Neuroprotective agents are able to defend the central nervous system against acute or chronic neuronal injuries. Even with the progress made over the last decades, most of the medications prescribed for the management of neurodegenerative diseases can only reduce their symptoms and slow down their progression. Based on natural product research, there are potential effective medicinal plants and phytochemicals for modulating neuronal functions and protecting against neurodegeneration. Plants in the genus Pistacia are also among valuable natural resources for neuroprotection research based on experiences in traditional medicine. Studies have supported the value of bioactive compounds of the genus Pistacia for central nervous system disorders such as Alzheimerʼs, Parkinsonʼs, multiple sclerosis, cerebral ischemia, depression, and anxiety. Related literature has also revealed that most of the evidence on neuroprotection in the genus Pistacia is in the form of preliminary studies, mainly including models of behavior, motor function, and memory impairments in animals, neural toxicity, cerebral ischemia and seizure models, evaluation of their effects on antioxidant and inflammatory biomarkers, amyloid β aggregation, and acetylcholinesterase as well as investigations into some cellular pathways.
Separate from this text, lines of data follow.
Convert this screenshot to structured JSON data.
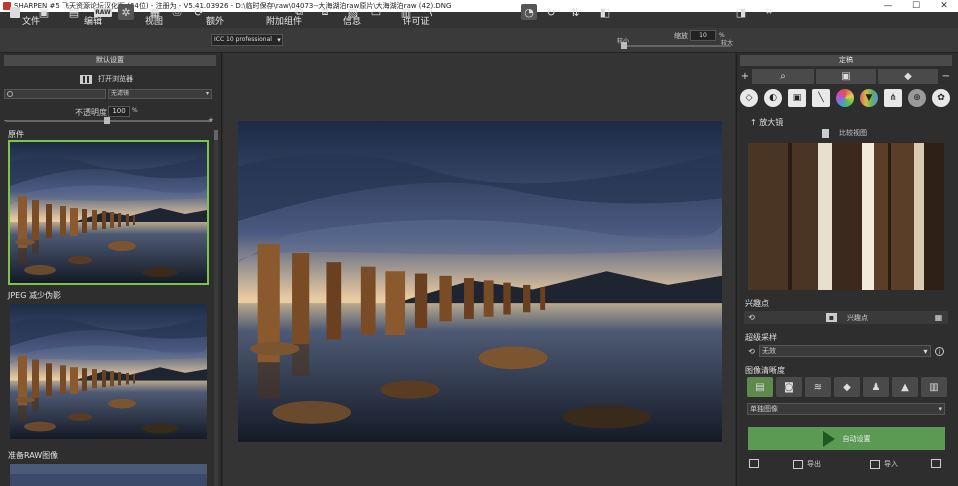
{
  "window": {
    "title": "SHARPEN #5 飞天资源论坛汉化版 (64位) - 注册为 - V5.41.03926 - D:\\临时保存\\raw\\04073--大海湖泊raw原片\\大海湖泊raw (42).DNG",
    "controls": [
      "—",
      "☐",
      "✕"
    ]
  },
  "menu": [
    "文件",
    "编辑",
    "视图",
    "额外",
    "附加组件",
    "信息",
    "许可证"
  ],
  "toolbar": {
    "profile": "ICC 10 professional",
    "zoom_label": "缩放",
    "zoom_value": "10",
    "zoom_unit": "%",
    "small_label": "较小",
    "large_label": "较大",
    "zoom_level_fraction": 0.0
  },
  "left": {
    "default_settings": "默认设置",
    "open_browser": "打开浏览器",
    "filter_value": "无滤镜",
    "opacity_label": "不透明度",
    "opacity_value": "100",
    "opacity_unit": "%",
    "opacity_fraction": 0.5,
    "presets": [
      {
        "label": "原件",
        "selected": true
      },
      {
        "label": "JPEG 减少伪影",
        "selected": false
      },
      {
        "label": "准备RAW图像",
        "selected": false
      }
    ]
  },
  "right": {
    "header": "定稿",
    "bar_icons": [
      "plus-icon",
      "magnifier-icon",
      "image-icon",
      "diamond-icon",
      "minus-icon"
    ],
    "tool_icons": [
      {
        "name": "gem-icon",
        "color": "#e8e8e8"
      },
      {
        "name": "half-circle-icon",
        "color": "#e8e8e8"
      },
      {
        "name": "frame-icon",
        "color": "#e8e8e8"
      },
      {
        "name": "wand-icon",
        "color": "#e8e8e8"
      },
      {
        "name": "color-wheel-icon",
        "color": "#d86a6a"
      },
      {
        "name": "prism-icon",
        "color": "#c0a040"
      },
      {
        "name": "network-icon",
        "color": "#e8e8e8"
      },
      {
        "name": "zoom-detail-icon",
        "color": "#9a9a9a"
      },
      {
        "name": "settings-icon",
        "color": "#e8e8e8"
      }
    ],
    "magnifier_title": "放大镜",
    "compare_label": "比较视图",
    "interest_title": "兴趣点",
    "interest_label": "兴趣点",
    "supersampling_title": "超级采样",
    "supersampling_value": "无效",
    "sharpness_title": "图像清晰度",
    "sharpness_select": "单独图像",
    "auto_label": "自动设置",
    "export_label": "导出",
    "import_label": "导入"
  }
}
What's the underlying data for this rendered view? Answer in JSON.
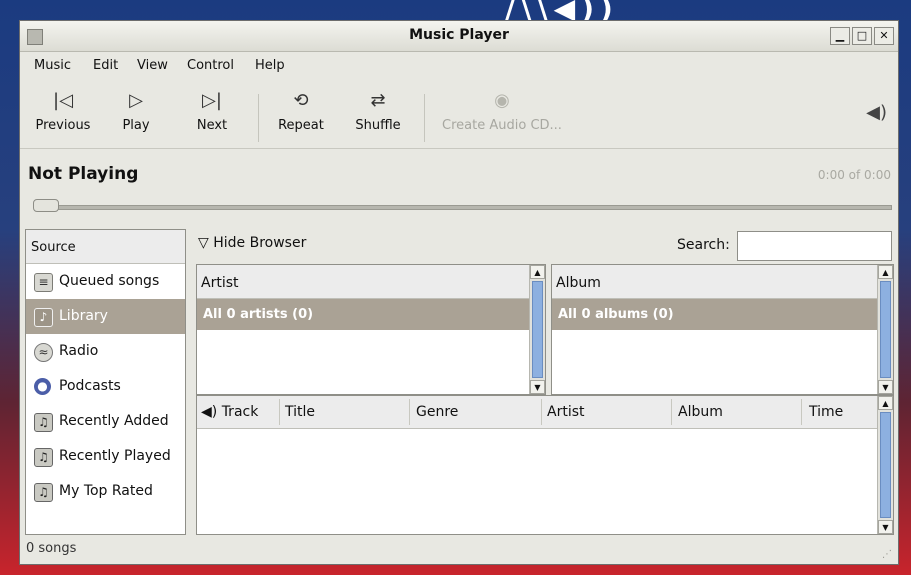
{
  "window": {
    "title": "Music Player"
  },
  "menu": [
    "Music",
    "Edit",
    "View",
    "Control",
    "Help"
  ],
  "toolbar": {
    "previous": "Previous",
    "play": "Play",
    "next": "Next",
    "repeat": "Repeat",
    "shuffle": "Shuffle",
    "create_cd": "Create Audio CD..."
  },
  "player": {
    "status": "Not Playing",
    "time": "0:00 of 0:00"
  },
  "source": {
    "header": "Source",
    "items": [
      "Queued songs",
      "Library",
      "Radio",
      "Podcasts",
      "Recently Added",
      "Recently Played",
      "My Top Rated"
    ],
    "selected": "Library"
  },
  "browser": {
    "toggle_label": "Hide Browser"
  },
  "search": {
    "label": "Search:",
    "value": ""
  },
  "artist_pane": {
    "header": "Artist",
    "selected": "All 0 artists (0)"
  },
  "album_pane": {
    "header": "Album",
    "selected": "All 0 albums (0)"
  },
  "tracks": {
    "columns": [
      "Track",
      "Title",
      "Genre",
      "Artist",
      "Album",
      "Time"
    ]
  },
  "status": {
    "text": "0 songs"
  },
  "colors": {
    "selection": "#aaa295",
    "scroll_thumb": "#8db0e0"
  }
}
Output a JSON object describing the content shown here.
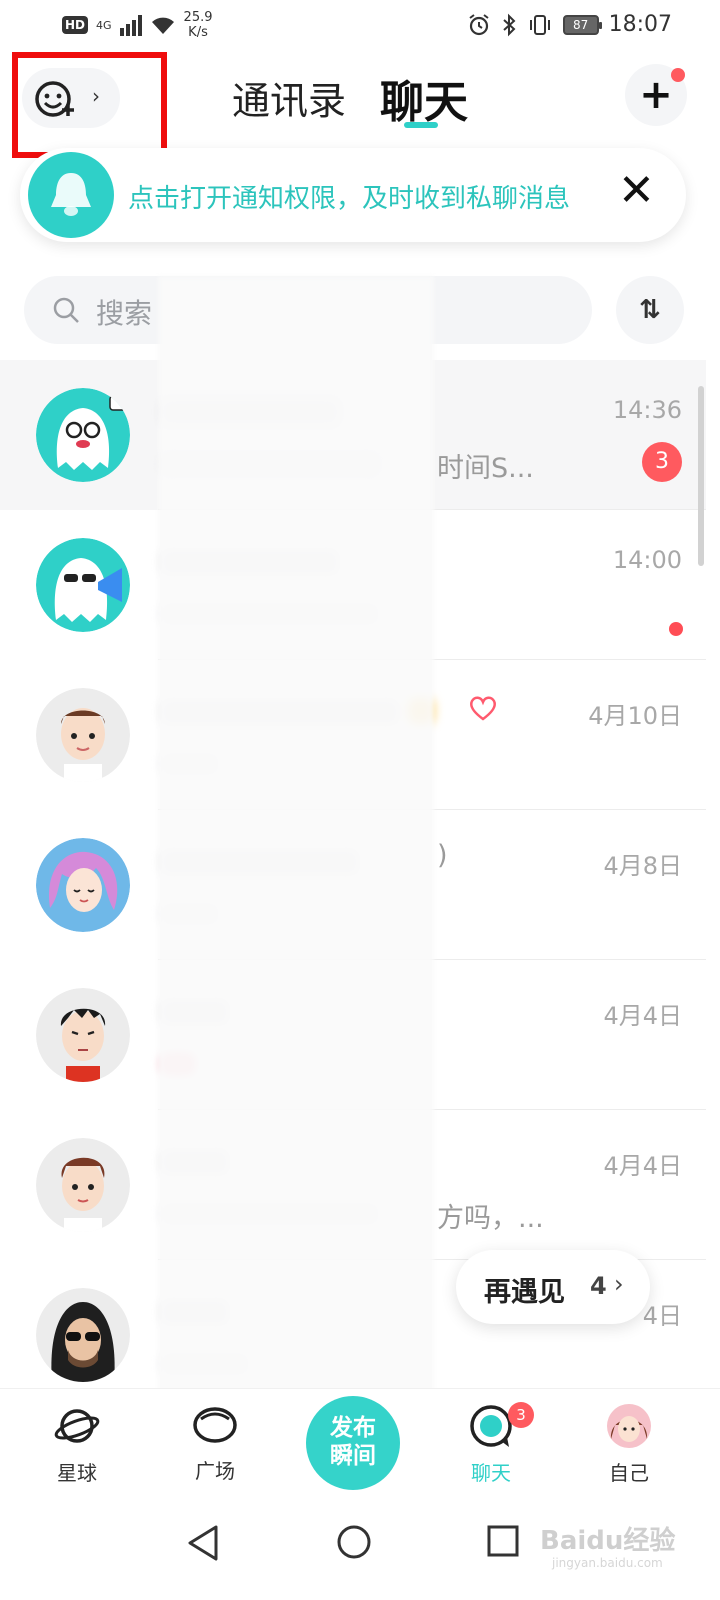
{
  "status_bar": {
    "hd": "HD",
    "network": "4G",
    "speed_value": "25.9",
    "speed_unit": "K/s",
    "battery": "87",
    "time": "18:07"
  },
  "header": {
    "tab_contacts": "通讯录",
    "tab_chat": "聊天",
    "add_friend_chevron": "›",
    "plus": "+"
  },
  "notice": {
    "text": "点击打开通知权限，及时收到私聊消息",
    "close": "✕"
  },
  "search": {
    "placeholder": "搜索",
    "sort_icon": "⇅"
  },
  "chats": [
    {
      "time": "14:36",
      "preview": "时间S...",
      "unread": "3"
    },
    {
      "time": "14:00",
      "preview": ""
    },
    {
      "time": "4月10日",
      "preview": ""
    },
    {
      "time": "4月8日",
      "preview": ")"
    },
    {
      "time": "4月4日",
      "preview": ""
    },
    {
      "time": "4月4日",
      "preview": "方吗，..."
    },
    {
      "time": "4日",
      "preview": ""
    }
  ],
  "meet_again": {
    "label": "再遇见",
    "count": "4",
    "chevron": "›"
  },
  "bottom_nav": {
    "planet": "星球",
    "square": "广场",
    "publish_line1": "发布",
    "publish_line2": "瞬间",
    "chat": "聊天",
    "chat_badge": "3",
    "me": "自己"
  },
  "watermark": {
    "text": "Baidu经验",
    "sub": "jingyan.baidu.com"
  },
  "colors": {
    "accent": "#2fd0c8",
    "badge": "#ff5a5f",
    "highlight": "#ef0d0d"
  }
}
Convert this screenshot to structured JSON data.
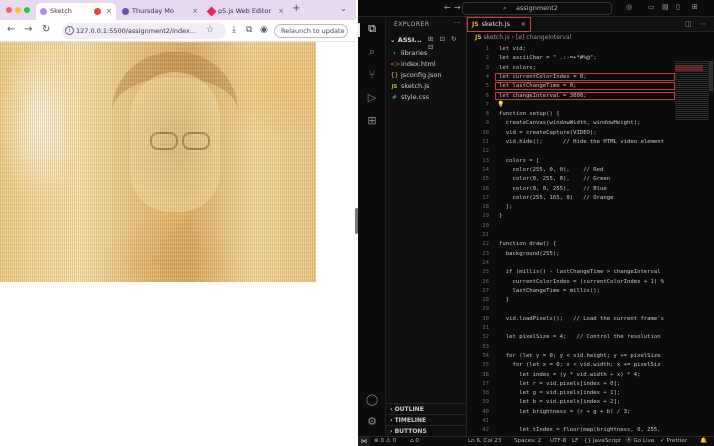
{
  "browser": {
    "tabs": [
      {
        "label": "Sketch",
        "active": true
      },
      {
        "label": "Thursday Mo"
      },
      {
        "label": "p5.js Web Editor"
      }
    ],
    "new_tab": "+",
    "tabs_menu": "⌄",
    "nav": {
      "back": "←",
      "forward": "→",
      "reload": "↻"
    },
    "url": "127.0.0.1:5500/assignment2/index...",
    "relaunch": "Relaunch to update",
    "colors": {
      "tabbar": "#e7d9f1",
      "red_light": "#ff5f57",
      "yellow_light": "#febc2e",
      "green_light": "#28c840"
    }
  },
  "vscode": {
    "nav_back": "←",
    "nav_forward": "→",
    "search": "assignment2",
    "explorer_title": "EXPLORER",
    "more": "···",
    "folder": "ASSI...",
    "folder_actions": "⊞ ⊡ ↻ ⊟",
    "files": [
      {
        "name": "libraries",
        "icon": "›"
      },
      {
        "name": "index.html",
        "icon": "<>"
      },
      {
        "name": "jsconfig.json",
        "icon": "{}"
      },
      {
        "name": "sketch.js",
        "icon": "JS"
      },
      {
        "name": "style.css",
        "icon": "#"
      }
    ],
    "sections": {
      "outline": "OUTLINE",
      "timeline": "TIMELINE",
      "buttons": "BUTTONS"
    },
    "open_tab": "sketch.js",
    "js_badge": "JS",
    "breadcrumb": "sketch.js › [ø] changeInterval",
    "code_lines": [
      {
        "n": "1",
        "t": "let vid;"
      },
      {
        "n": "2",
        "t": "let asciiChar = \" .:-=+*#%@\";"
      },
      {
        "n": "3",
        "t": "let colors;"
      },
      {
        "n": "4",
        "t": "let currentColorIndex = 0;"
      },
      {
        "n": "5",
        "t": "let lastChangeTime = 0;"
      },
      {
        "n": "6",
        "t": "let changeInterval = 3000;"
      },
      {
        "n": "7",
        "t": ""
      },
      {
        "n": "8",
        "t": "function setup() {"
      },
      {
        "n": "9",
        "t": "  createCanvas(windowWidth, windowHeight);"
      },
      {
        "n": "10",
        "t": "  vid = createCapture(VIDEO);"
      },
      {
        "n": "11",
        "t": "  vid.hide();      // Hide the HTML video element"
      },
      {
        "n": "12",
        "t": ""
      },
      {
        "n": "13",
        "t": "  colors = ["
      },
      {
        "n": "14",
        "t": "    color(255, 0, 0),    // Red"
      },
      {
        "n": "15",
        "t": "    color(0, 255, 0),    // Green"
      },
      {
        "n": "16",
        "t": "    color(0, 0, 255),    // Blue"
      },
      {
        "n": "17",
        "t": "    color(255, 165, 0)   // Orange"
      },
      {
        "n": "18",
        "t": "  ];"
      },
      {
        "n": "19",
        "t": "}"
      },
      {
        "n": "20",
        "t": ""
      },
      {
        "n": "21",
        "t": ""
      },
      {
        "n": "22",
        "t": "function draw() {"
      },
      {
        "n": "23",
        "t": "  background(255);"
      },
      {
        "n": "24",
        "t": ""
      },
      {
        "n": "25",
        "t": "  if (millis() - lastChangeTime > changeInterval"
      },
      {
        "n": "26",
        "t": "    currentColorIndex = (currentColorIndex + 1) %"
      },
      {
        "n": "27",
        "t": "    lastChangeTime = millis();"
      },
      {
        "n": "28",
        "t": "  }"
      },
      {
        "n": "29",
        "t": ""
      },
      {
        "n": "30",
        "t": "  vid.loadPixels();   // Load the current frame's"
      },
      {
        "n": "31",
        "t": ""
      },
      {
        "n": "32",
        "t": "  let pixelSize = 4;   // Control the resolution"
      },
      {
        "n": "33",
        "t": ""
      },
      {
        "n": "34",
        "t": "  for (let y = 0; y < vid.height; y += pixelSize"
      },
      {
        "n": "35",
        "t": "    for (let x = 0; x < vid.width; x += pixelSiz"
      },
      {
        "n": "36",
        "t": "      let index = (y * vid.width + x) * 4;"
      },
      {
        "n": "37",
        "t": "      let r = vid.pixels[index + 0];"
      },
      {
        "n": "38",
        "t": "      let g = vid.pixels[index + 1];"
      },
      {
        "n": "39",
        "t": "      let b = vid.pixels[index + 2];"
      },
      {
        "n": "40",
        "t": "      let brightness = (r + g + b) / 3;"
      },
      {
        "n": "41",
        "t": ""
      },
      {
        "n": "42",
        "t": "      let tIndex = floor(map(brightness, 0, 255,"
      }
    ],
    "status": {
      "remote": "⋈",
      "problems": "⊗ 0 ⚠ 0",
      "ports": "⌂ 0",
      "position": "Ln 6, Col 23",
      "spaces": "Spaces: 2",
      "encoding": "UTF-8",
      "eol": "LF",
      "language": "{} JavaScript",
      "golive": "⦿ Go Live",
      "prettier": "✓ Prettier",
      "bell": "🔔"
    }
  }
}
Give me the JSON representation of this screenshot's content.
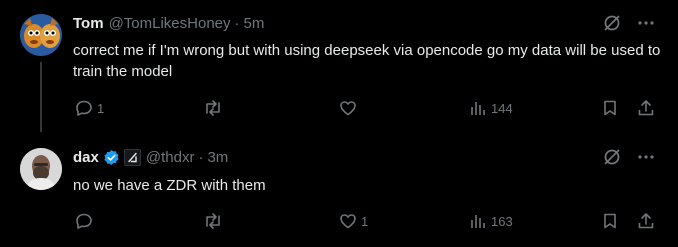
{
  "tweets": [
    {
      "display_name": "Tom",
      "handle": "@TomLikesHoney",
      "separator": "·",
      "time": "5m",
      "text": "correct me if I'm wrong but with using deepseek via opencode go my data will be used to train the model",
      "reply_count": "1",
      "retweet_count": "",
      "like_count": "",
      "view_count": "144"
    },
    {
      "display_name": "dax",
      "handle": "@thdxr",
      "separator": "·",
      "time": "3m",
      "text": "no we have a ZDR with them",
      "reply_count": "",
      "retweet_count": "",
      "like_count": "1",
      "view_count": "163"
    }
  ],
  "colors": {
    "background": "#000000",
    "primary_text": "#e7e9ea",
    "secondary_text": "#71767b",
    "verified_blue": "#1d9bf0"
  },
  "icons": [
    "grok-icon",
    "more-icon",
    "reply-icon",
    "retweet-icon",
    "like-icon",
    "views-icon",
    "bookmark-icon",
    "share-icon",
    "verified-badge-icon",
    "affiliation-badge-icon"
  ]
}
Along with the phytonutrients in kernels such as pistachios, various phytochemicals, mostly terpenes, and phenolic compounds have also been identified in different plant parts, in particular their oleoresins, of species in the genus Pistacia. In this review, the pharmacology of neurological effects and related molecular mechanisms of the plants belonging to the genus Pistacia and its active constituents, as well as pharmacokinetics aspects, are discussed.